I had read enough novels to know that the heroine who ventures into dark cellars inevitably meets with disaster, but I could not abandon Slade. There was no one to rescue him except me. I crawled backward down the stairs, clinging to the risers above me as my feet groped for the ones below. The daylight framed by the doors overhead did not illuminate my way very far. I was soon engulfed in darkness, blind. Reaching the point where Slade had disappeared, I called his name; I received no answer. I tested the step with my foot. It seemed as intact and level as any of the others. Thinking that Slade must have slipped and fallen, I lowered my weight onto it.
It gave way as I let go of the upper step to which I’d been holding. I fell screaming through a distance that seemed like miles. My feet hit a hard surface; then I tumbled head over heels down a steep, slippery ramp. My screams echoed in the utter blackness that surrounded me. The ground leveled out, and I stopped in mid-tumble when my feet struck something. It grunted and said, “Bloody hell!”
“John?” Glad I was to hear his voice, but terrified that I’d hurt him. “Are you all right?”
“I was until you kicked me in the back. Are you?”
Sitting up, I moved my arms and legs. “Yes.” I ached all over, but nothing seemed broken.
“What are you doing down here? I told you to stay outside.”
“I followed you because I was worried about you.”
“Well, now we’re both trapped,” Slade said glumly.
My hand found his; we held onto each other in silence for a moment. “At least we’re together.”
“For better or worse.” Slade chuckled. He withdrew his hands from mine. “Now where did that candle go?” There were fumbling noises. “Ah.”
I heard a scrape, and a flame flared; Slade relit the candle. We stood, and he held the candle aloft. I saw ancient stone walls slick with moisture and became conscious of the dank, earthen, and animal smells in the chilly air. The flagstone floor was littered with dirt, straw, and rodent droppings. The light didn’t penetrate the farthest reaches of the cavernous room. We could barely see the rafters some twenty feet above.
Slade shone the candlelight on the ramp down which we’d tumbled. “I’m ready to leave this pit, aren’t you?”

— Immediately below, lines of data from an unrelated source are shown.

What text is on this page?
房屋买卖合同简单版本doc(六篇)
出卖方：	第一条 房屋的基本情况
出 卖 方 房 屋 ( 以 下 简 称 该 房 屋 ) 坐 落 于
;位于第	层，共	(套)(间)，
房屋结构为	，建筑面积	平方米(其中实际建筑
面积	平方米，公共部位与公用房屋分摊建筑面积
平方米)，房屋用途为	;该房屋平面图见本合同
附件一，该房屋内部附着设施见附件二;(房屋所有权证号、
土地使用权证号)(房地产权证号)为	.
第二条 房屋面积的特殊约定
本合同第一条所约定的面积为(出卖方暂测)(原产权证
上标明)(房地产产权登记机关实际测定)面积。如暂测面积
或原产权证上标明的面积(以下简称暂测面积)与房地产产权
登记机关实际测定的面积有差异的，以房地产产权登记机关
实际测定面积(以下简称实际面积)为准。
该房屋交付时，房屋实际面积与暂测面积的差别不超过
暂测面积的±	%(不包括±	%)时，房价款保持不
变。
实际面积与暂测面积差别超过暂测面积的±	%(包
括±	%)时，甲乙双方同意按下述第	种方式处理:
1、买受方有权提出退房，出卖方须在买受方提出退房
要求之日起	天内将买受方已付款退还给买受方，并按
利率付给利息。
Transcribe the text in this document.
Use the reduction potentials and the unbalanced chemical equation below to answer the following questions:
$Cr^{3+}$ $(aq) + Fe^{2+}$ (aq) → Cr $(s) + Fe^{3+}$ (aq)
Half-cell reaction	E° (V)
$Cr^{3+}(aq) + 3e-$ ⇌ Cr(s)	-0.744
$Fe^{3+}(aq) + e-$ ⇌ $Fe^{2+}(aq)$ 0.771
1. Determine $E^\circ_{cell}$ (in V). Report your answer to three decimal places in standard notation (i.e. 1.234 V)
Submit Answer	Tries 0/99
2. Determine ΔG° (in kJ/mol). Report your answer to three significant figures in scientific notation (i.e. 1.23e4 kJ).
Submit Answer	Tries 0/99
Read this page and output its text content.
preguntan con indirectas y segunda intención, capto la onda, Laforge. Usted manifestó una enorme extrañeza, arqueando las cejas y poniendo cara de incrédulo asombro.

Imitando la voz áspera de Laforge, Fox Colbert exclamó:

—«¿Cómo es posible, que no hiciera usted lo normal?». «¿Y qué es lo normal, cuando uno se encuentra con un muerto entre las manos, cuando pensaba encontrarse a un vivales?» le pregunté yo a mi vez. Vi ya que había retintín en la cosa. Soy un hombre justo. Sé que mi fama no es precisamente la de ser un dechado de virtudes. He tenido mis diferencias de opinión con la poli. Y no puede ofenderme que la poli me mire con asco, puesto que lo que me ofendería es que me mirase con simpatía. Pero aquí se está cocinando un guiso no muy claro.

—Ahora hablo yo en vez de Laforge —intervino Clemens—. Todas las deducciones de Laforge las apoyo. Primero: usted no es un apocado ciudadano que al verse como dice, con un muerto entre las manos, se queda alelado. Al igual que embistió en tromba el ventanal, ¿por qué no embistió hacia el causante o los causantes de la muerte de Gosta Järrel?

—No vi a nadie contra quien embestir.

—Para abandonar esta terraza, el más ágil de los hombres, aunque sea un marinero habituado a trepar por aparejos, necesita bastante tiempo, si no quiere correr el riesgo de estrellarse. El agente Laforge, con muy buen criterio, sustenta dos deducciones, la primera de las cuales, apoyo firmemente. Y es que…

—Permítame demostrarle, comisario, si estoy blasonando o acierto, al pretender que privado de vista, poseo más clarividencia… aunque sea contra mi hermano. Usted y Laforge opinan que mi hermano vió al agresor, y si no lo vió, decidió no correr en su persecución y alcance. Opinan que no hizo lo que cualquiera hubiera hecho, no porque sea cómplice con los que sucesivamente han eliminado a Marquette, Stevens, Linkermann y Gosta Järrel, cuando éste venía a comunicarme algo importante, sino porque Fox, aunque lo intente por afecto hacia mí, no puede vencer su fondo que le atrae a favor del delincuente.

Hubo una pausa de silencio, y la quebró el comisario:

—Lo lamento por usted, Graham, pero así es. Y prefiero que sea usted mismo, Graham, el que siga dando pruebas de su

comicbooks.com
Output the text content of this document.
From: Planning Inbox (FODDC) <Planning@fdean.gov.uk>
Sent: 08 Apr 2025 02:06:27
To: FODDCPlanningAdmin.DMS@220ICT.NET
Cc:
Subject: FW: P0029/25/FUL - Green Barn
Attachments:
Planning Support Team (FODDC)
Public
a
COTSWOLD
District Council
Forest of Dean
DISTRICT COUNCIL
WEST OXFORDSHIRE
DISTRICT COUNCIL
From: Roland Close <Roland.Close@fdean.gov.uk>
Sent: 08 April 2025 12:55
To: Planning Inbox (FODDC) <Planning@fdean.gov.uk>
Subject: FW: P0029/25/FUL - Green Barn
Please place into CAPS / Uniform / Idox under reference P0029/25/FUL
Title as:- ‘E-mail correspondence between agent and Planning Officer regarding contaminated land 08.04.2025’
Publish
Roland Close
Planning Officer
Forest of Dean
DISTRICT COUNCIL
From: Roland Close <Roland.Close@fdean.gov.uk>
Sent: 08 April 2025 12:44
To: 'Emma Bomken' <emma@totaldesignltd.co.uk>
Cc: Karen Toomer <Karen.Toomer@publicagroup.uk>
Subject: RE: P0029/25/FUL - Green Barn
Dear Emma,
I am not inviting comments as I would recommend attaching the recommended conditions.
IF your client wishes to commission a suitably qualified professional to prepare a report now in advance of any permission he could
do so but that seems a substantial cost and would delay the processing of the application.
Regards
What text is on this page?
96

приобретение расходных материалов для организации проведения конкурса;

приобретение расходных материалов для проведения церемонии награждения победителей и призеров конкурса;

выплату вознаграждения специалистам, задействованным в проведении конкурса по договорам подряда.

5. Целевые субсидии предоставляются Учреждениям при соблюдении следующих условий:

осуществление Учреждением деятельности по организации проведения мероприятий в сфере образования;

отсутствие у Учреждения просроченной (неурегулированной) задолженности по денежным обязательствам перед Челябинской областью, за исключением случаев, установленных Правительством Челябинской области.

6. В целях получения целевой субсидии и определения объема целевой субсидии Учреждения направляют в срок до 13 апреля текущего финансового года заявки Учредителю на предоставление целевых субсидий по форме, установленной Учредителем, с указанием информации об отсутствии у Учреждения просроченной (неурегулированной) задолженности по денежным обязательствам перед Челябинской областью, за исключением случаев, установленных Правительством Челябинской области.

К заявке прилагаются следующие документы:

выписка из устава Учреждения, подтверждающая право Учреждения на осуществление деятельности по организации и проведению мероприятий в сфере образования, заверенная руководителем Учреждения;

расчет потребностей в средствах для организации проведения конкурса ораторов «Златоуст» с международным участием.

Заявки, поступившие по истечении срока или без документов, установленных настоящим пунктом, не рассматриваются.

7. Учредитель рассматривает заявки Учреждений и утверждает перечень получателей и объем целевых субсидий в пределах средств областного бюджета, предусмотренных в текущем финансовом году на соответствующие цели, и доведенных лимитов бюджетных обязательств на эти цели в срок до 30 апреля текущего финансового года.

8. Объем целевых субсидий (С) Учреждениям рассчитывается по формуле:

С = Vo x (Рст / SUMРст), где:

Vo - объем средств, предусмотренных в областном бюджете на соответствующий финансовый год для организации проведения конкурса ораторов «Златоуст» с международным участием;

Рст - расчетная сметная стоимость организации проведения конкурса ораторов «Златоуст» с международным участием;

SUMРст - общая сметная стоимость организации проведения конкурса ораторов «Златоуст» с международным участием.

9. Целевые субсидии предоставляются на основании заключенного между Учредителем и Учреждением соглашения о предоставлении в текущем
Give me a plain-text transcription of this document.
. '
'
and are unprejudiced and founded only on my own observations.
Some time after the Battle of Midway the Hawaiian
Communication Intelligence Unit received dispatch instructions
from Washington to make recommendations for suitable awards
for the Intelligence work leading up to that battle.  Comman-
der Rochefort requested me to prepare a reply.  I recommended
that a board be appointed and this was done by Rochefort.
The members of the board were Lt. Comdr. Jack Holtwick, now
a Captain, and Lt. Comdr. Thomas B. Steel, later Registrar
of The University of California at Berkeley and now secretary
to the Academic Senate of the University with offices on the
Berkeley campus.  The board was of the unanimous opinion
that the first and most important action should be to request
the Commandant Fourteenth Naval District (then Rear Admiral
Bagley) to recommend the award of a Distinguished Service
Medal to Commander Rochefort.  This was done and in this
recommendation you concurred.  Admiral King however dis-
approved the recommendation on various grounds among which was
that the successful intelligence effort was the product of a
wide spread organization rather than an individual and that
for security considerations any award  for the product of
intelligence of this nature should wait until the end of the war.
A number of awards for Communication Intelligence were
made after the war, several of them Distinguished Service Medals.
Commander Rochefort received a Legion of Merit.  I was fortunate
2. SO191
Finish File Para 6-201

We crawled up the ramp. At the top, we stood and looked up at the trapdoor through which we’d fallen. Slade raised his hands, but there was at least three feet of space between his fingertips and the door. “Climb on my back,” he said.
I obeyed, clutching at him while he swayed. Kneeling awkwardly on his shoulders, I pushed up on the door. “I can’t move it.”
Slade lowered me. “There must be another way out of here.”
We slid down the ramp, then explored the cellar. The candle’s flame elongated. “That draft must be coming from a door,” I said.
As we forged onward, a large square object came into view. It was a cage with thick iron bars that looked big enough to contain the Minotaur.
“The owner must use this for the wild animals he brings home,” Slade said.
A creaking sound came from overhead. We looked up as a rectangle of brightness opened in the ceiling. A shaft of daylight beamed upon us. An object came hurtling down. It crashed on the floor with the sound of glass breaking. It was a large bottle, now in fragments. The liquid it had contained spread over the floor. From the liquid rose fumes that smelled of chemicals, pungent and sickly sweet, disturbingly familiar.